Kazaların 9 güne göre kronolojik seyrini şöyle
sıralayabiliriz:
* 1. ) Kurban Bayramı tatilinin ilk günü olan 10 Eylül / Cumartesi günü meydana gelen 21 kazada; 13 kişi öldü, 79 kişi de yaralandı.
* 2. ) Tatilin 2’ nci günü 11 Eylül / Pazar 13 kazada;
11 kişi öldü, 36 kişi de yaralandı.
* 3. ) Tatilin 3’ üncü - Bayramın ilk günü olan 12
Eylül / Pazartesi 14 kazada; 11 kişi öldü, 40 kişi de yaralandı.
* 4. ) Tatilin 4’ üncü - Bayramın 2’ nci günü, 13 Eylül / Salı 4 kazada; 1 kişi öldü, 16 kişi de
yaralandı.
* 5. ) Tatilin 5’ inci - Bayramın 3’ üncü günü, 14 Eylül / Çarşamba 10 kazada; 6 kişi öldü, 56 kişi de
yaralandı.
* 6. ) Tatilin 6’
ncı - Bayramın 4’ üncü günü, 15 Eylül / Perşembe 11
kazada; 9 kişi öldü, 122 kişi de yaralandı.

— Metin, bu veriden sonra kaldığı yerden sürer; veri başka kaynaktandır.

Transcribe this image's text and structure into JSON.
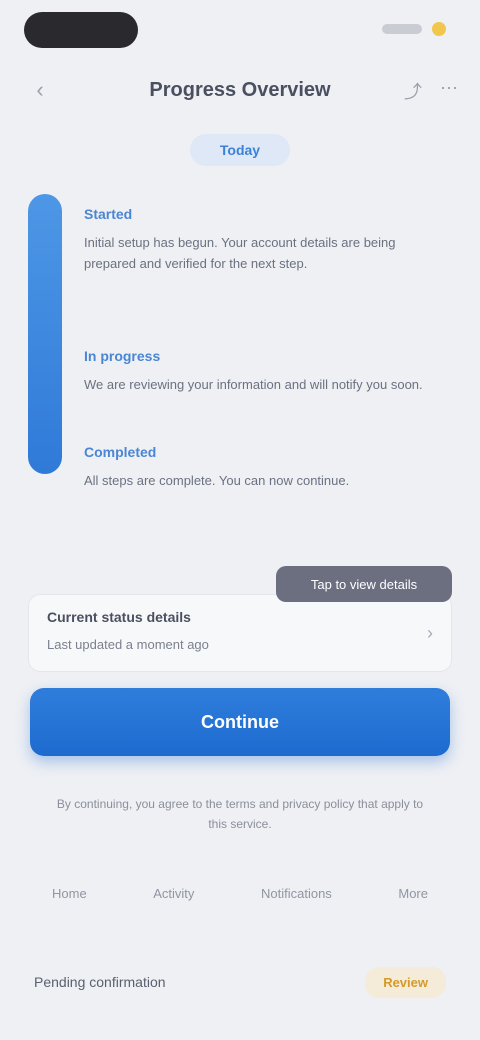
{
  "status": {
    "left": "",
    "right": ""
  },
  "header": {
    "title": "Progress Overview",
    "back_glyph": "‹",
    "action1": "⤴",
    "action2": "⋯"
  },
  "tag": {
    "label": "Today"
  },
  "timeline": {
    "items": [
      {
        "title": "Started",
        "text": "Initial setup has begun. Your account details are being prepared and verified for the next step."
      },
      {
        "title": "In progress",
        "text": "We are reviewing your information and will notify you soon."
      },
      {
        "title": "Completed",
        "text": "All steps are complete. You can now continue."
      }
    ]
  },
  "tooltip": {
    "label": "Tap to view details"
  },
  "card": {
    "title": "Current status details",
    "subtitle": "Last updated a moment ago",
    "chevron": "›"
  },
  "cta": {
    "label": "Continue"
  },
  "note": {
    "text": "By continuing, you agree to the terms and privacy policy that apply to this service."
  },
  "tabs": [
    "Home",
    "Activity",
    "Notifications",
    "More"
  ],
  "bottom": {
    "label": "Pending confirmation",
    "badge": "Review"
  }
}
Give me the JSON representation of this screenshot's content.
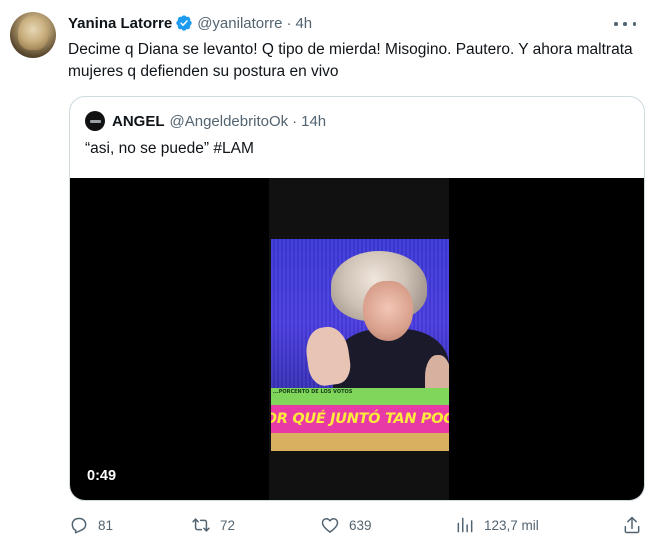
{
  "author": {
    "name": "Yanina Latorre",
    "handle": "@yanilatorre",
    "separator": "·",
    "time": "4h",
    "verified_color": "#1d9bf0"
  },
  "tweet": {
    "text": "Decime q Diana se levanto! Q tipo de mierda! Misogino. Pautero. Y ahora maltrata mujeres q defienden su postura en vivo"
  },
  "quoted": {
    "name": "ANGEL",
    "handle": "@AngeldebritoOk",
    "separator": "·",
    "time": "14h",
    "text": "“asi, no se puede” #LAM",
    "video": {
      "duration": "0:49",
      "caption_small": "...PORCENTO DE LOS VOTOS",
      "caption_big": "POR QUÉ JUNTÓ TAN POCO"
    }
  },
  "actions": {
    "replies": "81",
    "retweets": "72",
    "likes": "639",
    "views": "123,7 mil"
  },
  "icons": {
    "more": "more-icon",
    "reply": "reply-icon",
    "retweet": "retweet-icon",
    "like": "like-icon",
    "views": "views-icon",
    "share": "share-icon",
    "verified": "verified-badge-icon"
  },
  "colors": {
    "text_primary": "#0f1419",
    "text_secondary": "#536471",
    "border": "#cfd9de"
  }
}
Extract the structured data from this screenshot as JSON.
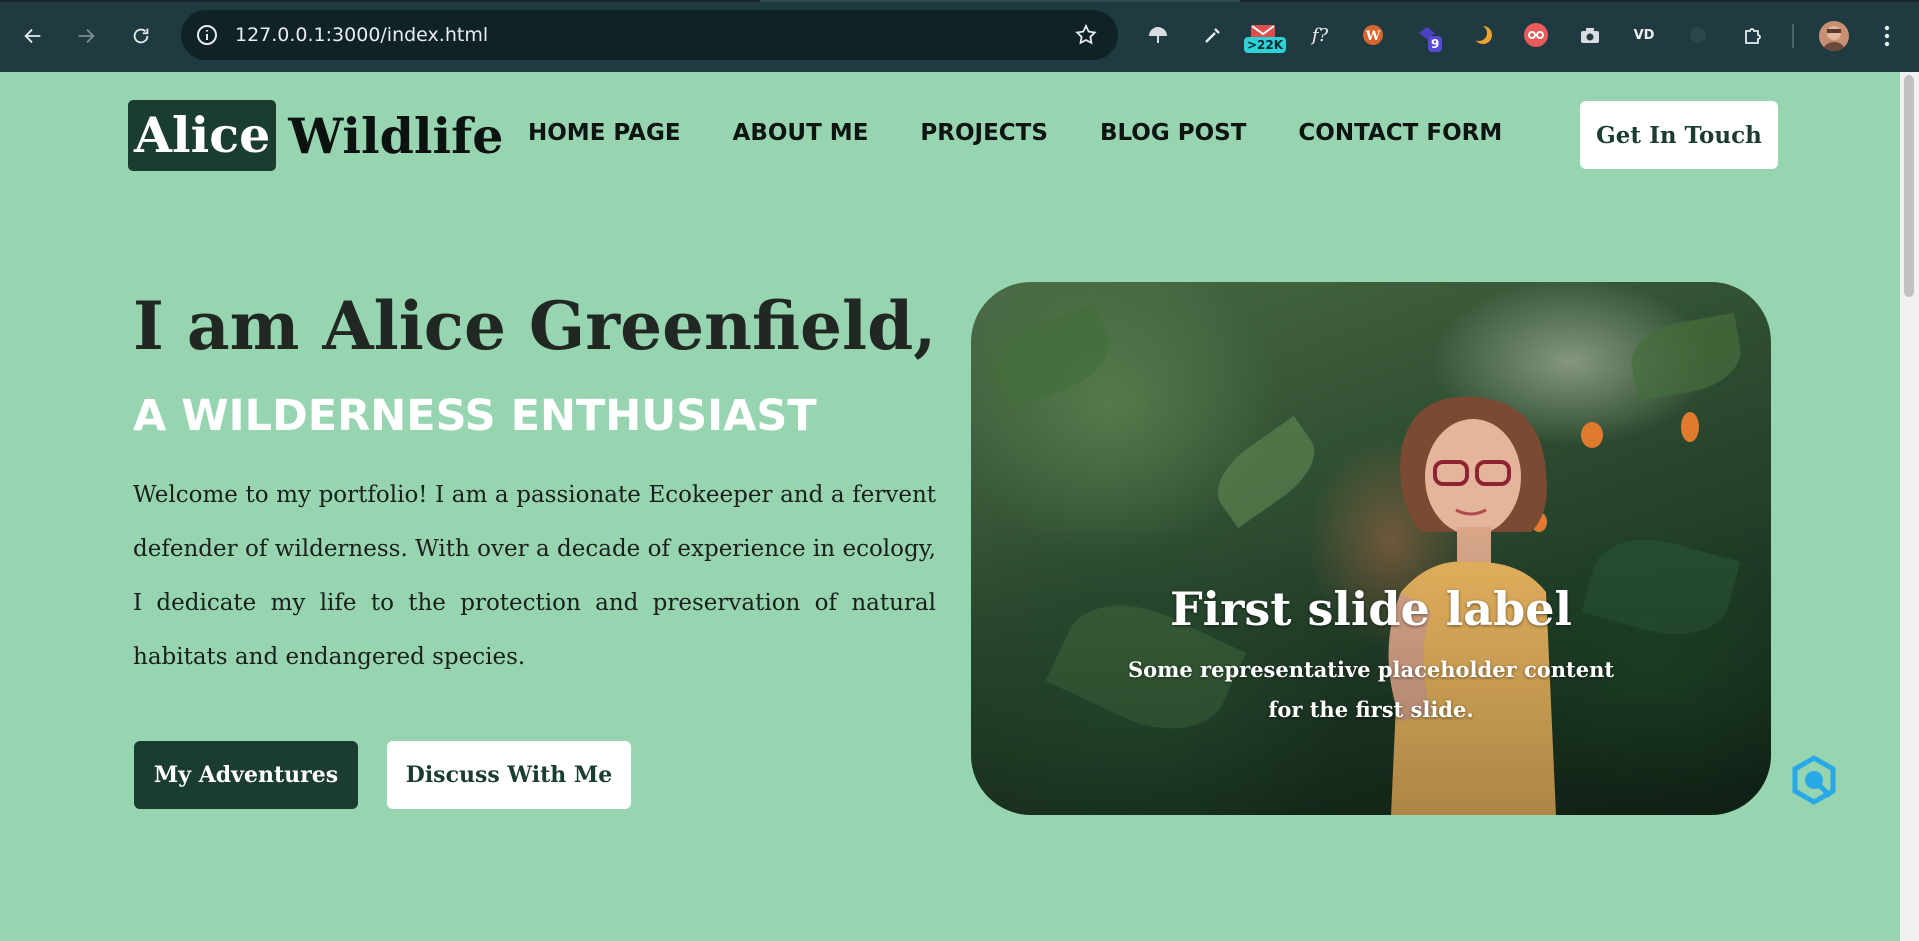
{
  "browser": {
    "url": "127.0.0.1:3000/index.html",
    "extension_badges": [
      ">22K",
      "9"
    ],
    "extension_glyph_f": "f?",
    "extension_glyph_vd": "VD"
  },
  "nav": {
    "logo_part1": "Alice",
    "logo_part2": "Wildlife",
    "menu": [
      "HOME PAGE",
      "ABOUT ME",
      "PROJECTS",
      "BLOG POST",
      "CONTACT FORM"
    ],
    "cta": "Get In Touch"
  },
  "hero": {
    "title": "I am Alice Greenfield,",
    "subtitle": "A WILDERNESS ENTHUSIAST",
    "intro": "Welcome to my portfolio! I am a passionate Ecokeeper and a fervent defender of wilderness. With over a decade of experience in ecology, I dedicate my life to the protection and preservation of natural habitats and endangered species.",
    "primary_button": "My Adventures",
    "secondary_button": "Discuss With Me"
  },
  "carousel": {
    "slide_label": "First slide label",
    "slide_text": "Some representative placeholder content for the first slide."
  },
  "colors": {
    "page_bg": "#97d5b0",
    "brand_dark": "#1b3d2f",
    "chrome_bg": "#1f3a40"
  }
}
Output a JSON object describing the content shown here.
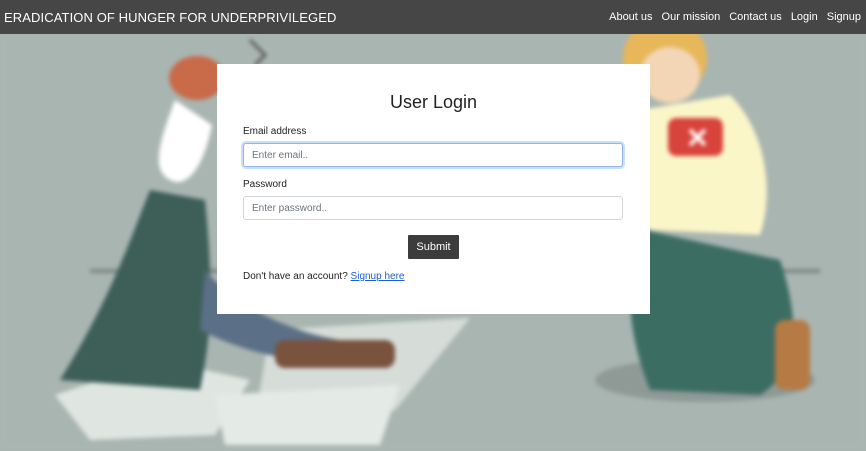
{
  "navbar": {
    "brand": "ERADICATION OF HUNGER FOR UNDERPRIVILEGED",
    "links": [
      "About us",
      "Our mission",
      "Contact us",
      "Login",
      "Signup"
    ]
  },
  "login": {
    "title": "User Login",
    "email_label": "Email address",
    "email_placeholder": "Enter email..",
    "password_label": "Password",
    "password_placeholder": "Enter password..",
    "submit_label": "Submit",
    "signup_prompt": "Don't have an account?",
    "signup_link": "Signup here"
  },
  "colors": {
    "navbar_bg": "#464646",
    "background": "#a9b5b1",
    "submit_bg": "#3c3c3c",
    "link": "#1a5fd6"
  }
}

* 7. ) Tatilin 7’ nci günü 16 Eylül / Cuma 32 kazada;
8 kişi öldü, 116 kişi de yaralandı.
* 8. ) Tatilin 8’
inci günü 17 Eylül / Cumartesi 26 kazada; 8 kişi öldü, 97 kişi de
yaralandı.
* 9. ) Tatilin son günü 18 Eylül / Pazar
16 kazada; 7 kişi öldü, 53 kişi de
yaralandı.
Bu kazalar; Trabzon, Konya, Aksaray, Bartın, Çorum, İstanbul, Kırıkkale, Sivas,
Van, Adıyaman, Kocaeli ve Adana illerinde meydana gelmiştir.
Baştan beri anlatmaya çalıştığım bu
tablo, ne yazık ki yurdumuzun trafikteki gerçeği olup, düzeltilmesi konusunda
da maalesef yeterli bir aktivite görülmemektedir!
Çeşitli zamanlarda Üniversitelerimiz ve Sivil
Toplum Kuruluşlarınca trafik ve yol güvenliği konularında çeşitli sempozyumlar – paneller – VS.
tertiplenmekte olup, sonuç itibariyle de bir arpa boyu yol alındığı
görülmektedir.
Bu da göstermektedir ki, konunun
yurdumuzun son yarım yüzyılda yaşamakta olduğu terörizmden daha da ileri bir boyutu
vardır. Bunun adı da ‘’TRAFİK TERÖRÜ’’ dür!
Kırk yıla yaklaşan bilinen teröre kurban verdiğimiz can
sayısının toplamını, aslında her üç – dört senede bir, trafik
katliamlarında feda ediyoruz! Yakın
tarihte şahit olduğumuz ‘’SOMA Maden Faciası’’ nda kaybettiğimiz
canlarımızın toplamını, kan gölüne dönen karayollarında, adına kaza dediğimiz
trafik teröründe her bir haftada kaybediyoruz!
Bütün bu olumsuzluklar yaşanırken,
bunların ilgilisi ve yetkilisi (yetkisiz yetkilileri) ne yapıyorlar?
Hamasi nutuklarla adeta havanda su dövüyorlar! Dünyada trafik
kazalarında rekor kıran bir ülkenin sorumluları olarak,
bundan ne pay almaları gerektiğini kendileri düşünsün!